Do you have a favorite philosopher? When I was in college, I fell madly under the spell of Alfred North Whitehead, the British metaphysician and philosopher of science. But lately I'm into Isaiah Berlin, the British political philosopher. (Someday I'll try to figure out how they overlap, if at all. One thing is clear: I like off-to-the-side British philosophers!) But in the midst of a very busy week, here's a favorite passage from Berlin's essay "The Pursuit of the Ideal" (1988):
The notion of the perfect whole, the ultimate solution, in which all good things coexist, seems to me to be not merely unattainable — that is a truism — but conceptually incoherent; I do not know what is meant by a harmony of this kind.
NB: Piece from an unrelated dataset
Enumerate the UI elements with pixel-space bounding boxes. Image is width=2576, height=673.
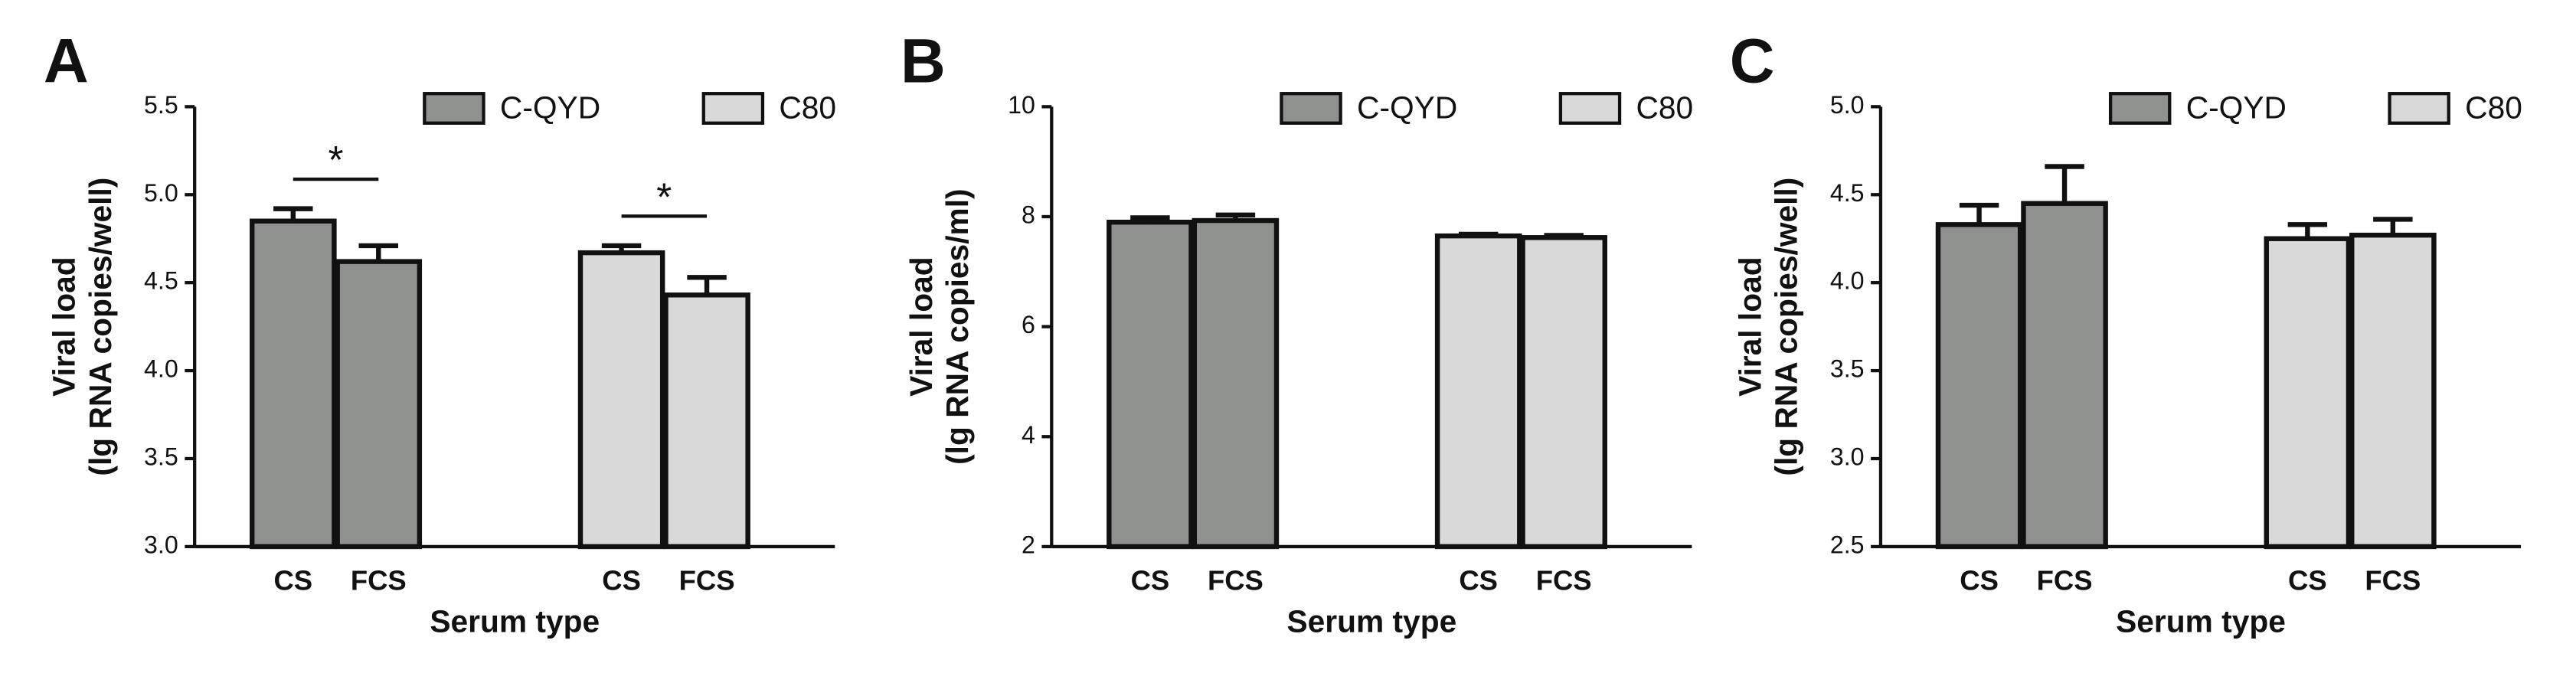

Some among the Great Goods cannot live together. That is a conceptual truth. We are doomed to choose, and every choice may entail an irreparable loss. Happy are those who live under a discipline which they accept without question, who freely obey the orders of their leaders, spiritual or temporal, whose word is fully accepted as unbreakable law; or those who have, by their own methods, arrived at clear and unshakeable convictions about what to do and what to be that brook no possible doubt. I can only say that those who rest on such comfortable beds of dogma are victims of forms of self-induced myopia, blinkers that may make for contentment, but not for understanding of what it is to be human.
From The Crooked Timber of Humanity: Chapters in the History of Ideas, ed. by Henry Hardy (Princeton, 1990): 13-14.